The above embodiment has exemplified a gas pipe as an inspection target. However, the inspecting apparatus of the present invention is not limited for use with only gas pipes.

In addition, in the above embodiment, the antenna 13 or the like is inserted from the connection port of the corresponding gas-meter 6. However, insertion of the antenna 13 or the like is not limited thereto. The antenna may be inserted, for example, at another location along the pipe which is accessible.

Claims

1. A method of inspecting an abnormality occurring inside a pipe to be inspected, comprising the steps of: transmitting a radio wave having a frequency higher than a value obtained with an equation f=c/1.706 d, where f is a frequency, c is the velocity of light, and d is an inner diameter of said pipe, from a stationary antenna of a transmitter located inside said pipe; receiving a radio wave transmitted from said stationary antenna of the transmitter with a stationary antenna of a receiver located inside the pipe at a position longitudinally spaced far from said stationary antenna of said transmitter by a predetermined distance; comparing an intensity of the received radio wave with an intensity of the radio wave transmitted by said transmitter; and determining that the abnormality exists inside the pipe which constricts an inner diameter of said pipe when the intensity of the received radio wave is below a predetermined amount.

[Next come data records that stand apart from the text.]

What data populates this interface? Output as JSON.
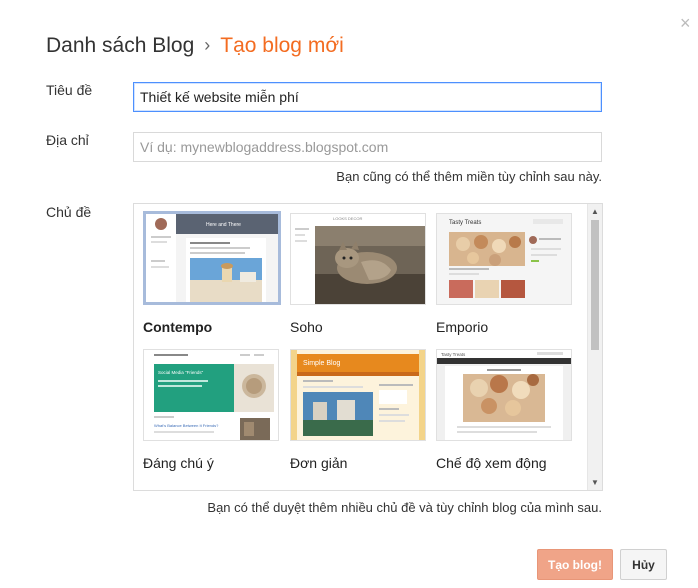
{
  "header": {
    "crumb": "Danh sách Blog",
    "separator": "›",
    "current": "Tạo blog mới"
  },
  "close_glyph": "×",
  "form": {
    "title_label": "Tiêu đề",
    "title_value": "Thiết kế website miễn phí",
    "address_label": "Địa chỉ",
    "address_placeholder": "Ví dụ: mynewblogaddress.blogspot.com",
    "address_hint": "Bạn cũng có thể thêm miền tùy chỉnh sau này.",
    "theme_label": "Chủ đề"
  },
  "themes": [
    {
      "name": "Contempo",
      "selected": true
    },
    {
      "name": "Soho",
      "selected": false
    },
    {
      "name": "Emporio",
      "selected": false
    },
    {
      "name": "Đáng chú ý",
      "selected": false
    },
    {
      "name": "Đơn giản",
      "selected": false
    },
    {
      "name": "Chế độ xem động",
      "selected": false
    }
  ],
  "thumb_text": {
    "contempo_header": "Here and There",
    "soho_header": "LOOKS DECOR",
    "emporio_title": "Tasty Treats",
    "notable_header": "Social Media \"Friends\"",
    "notable_sub": "What's Balance Between It Friends?",
    "simple_title": "Simple Blog",
    "dynamic_title": "Tasty Treats"
  },
  "themes_hint": "Bạn có thể duyệt thêm nhiều chủ đề và tùy chỉnh blog của mình sau.",
  "buttons": {
    "create": "Tạo blog!",
    "cancel": "Hủy"
  },
  "colors": {
    "accent": "#f36c21",
    "primary_button": "#f0a488",
    "notable_green": "#22a07f",
    "simple_orange": "#e7891e",
    "focus_blue": "#4d90fe"
  }
}
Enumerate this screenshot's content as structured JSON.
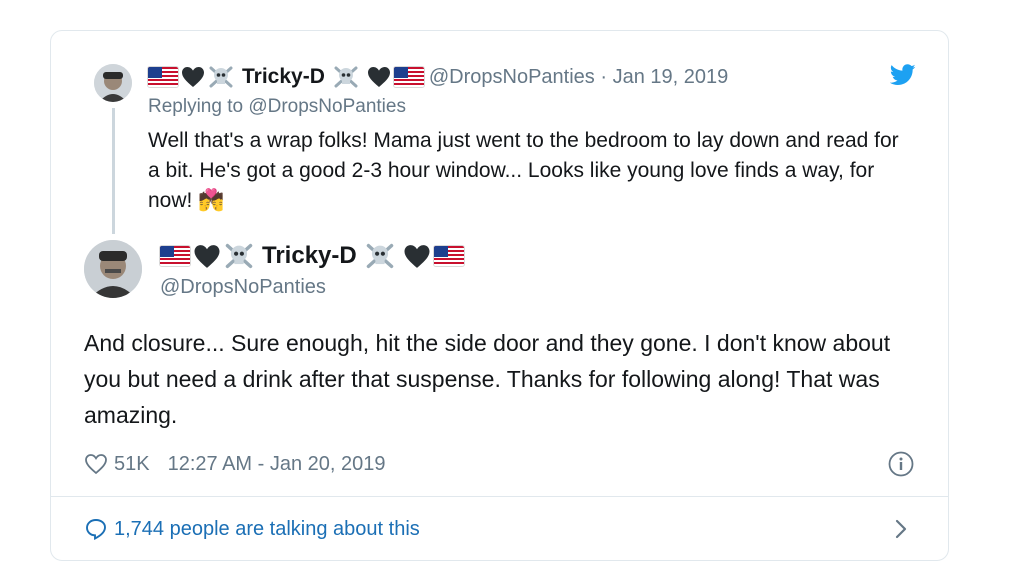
{
  "icons": {
    "brand": "twitter-bird-icon",
    "like": "heart-outline-icon",
    "info": "info-icon",
    "talk": "speech-bubble-icon",
    "more": "chevron-right-icon",
    "flag": "us-flag-icon",
    "heart": "black-heart-icon",
    "skull": "skull-crossbones-icon",
    "emoji": "couple-with-heart-icon"
  },
  "colors": {
    "brand_blue": "#1da1f2",
    "link_blue": "#1b6fb5",
    "text": "#14171a",
    "muted": "#657786",
    "border": "#e1e8ed"
  },
  "parent_tweet": {
    "display_name": "Tricky-D",
    "handle_date": "@DropsNoPanties · Jan 19, 2019",
    "replying_to": "Replying to @DropsNoPanties",
    "text": "Well that's a wrap folks! Mama just went to the bedroom to lay down and read for a bit.  He's got a good 2-3 hour window... Looks like young love finds a way, for now! 💏"
  },
  "main_tweet": {
    "display_name": "Tricky-D",
    "handle": "@DropsNoPanties",
    "text": "And closure... Sure enough, hit the side door and they gone.  I don't know about you but need a drink after that suspense.  Thanks for following along! That was amazing.",
    "likes": "51K",
    "timestamp": "12:27 AM - Jan 20, 2019"
  },
  "footer": {
    "talking": "1,744 people are talking about this"
  }
}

2. An apparatus for inspecting an abnormality occurring inside a pipe to be inspected, comprising: a transmitter for generating a radio wave having a frequency higher than a value obtained with an equation f=c/1.706 d, where f is a frequency, c is the velocity of light, and d is an inner diameter of said pipe; a stationary transmitting antenna located inside said pipe and coupled to the transmitter for transmitting the radio wave along the inside of the pipe in the longitudinal direction; a receiver for receiving the radio wave transmitted from said transmitting antenna through a stationary receiving antenna located inside the pipe at a position longitudinally spaced far from said transmitting antenna by a predetermined distance; a processing unit for comparing an intensity of the received radio wave with an intensity of the transmitted radio wave and for calculating an attenuation amount by which the intensity of the received radio wave was attenuated relative to the intensity of the transmitted radio wave; a distance input unit coupled to said processing unit for inputting data to said processing unit reflecting the predetermined distance between the antennas so as to correct said attenuation amount by a factor which is a function of the distance between said antennas; and a display unit for displaying an intensity of the received attenuated radio wave.

3. A method of inspecting a pipe for an abnormality occurring inside the pipe, the method comprising the steps of:

transmitting a radio wave having a predetermined frequency from a first stationary antenna located at a first predetermined position inside the pipe;

receiving the radio wave with a second stationary antenna located at a second predetermined location inside the pipe, the second predetermined location being longitudinally displaced along the pipe from the first predetermined location; and

evaluating a characteristic of the radio wave after the radio wave is received to determine if an abnormality is present within the pipe.

4. The method of claim 3 wherein the step of evaluating a characteristic of the radio wave comprises:

determining an intensity of the radio wave after the radio wave is received;

determining an attenuation amount by comparing the intensity of the radio wave after the radio wave is received with an intensity of the radio wave when the radio wave is transmitted; and

deciding that an abnormality exists within the pipe that constricts an inner diameter of the pipe when the attenuation amount exceeds a predetermined value.

5. A method according to claim 4 wherein the attenuation amount is corrected by an attenuation correction factor that is based on the distance between the second predetermined location and the first predetermined location.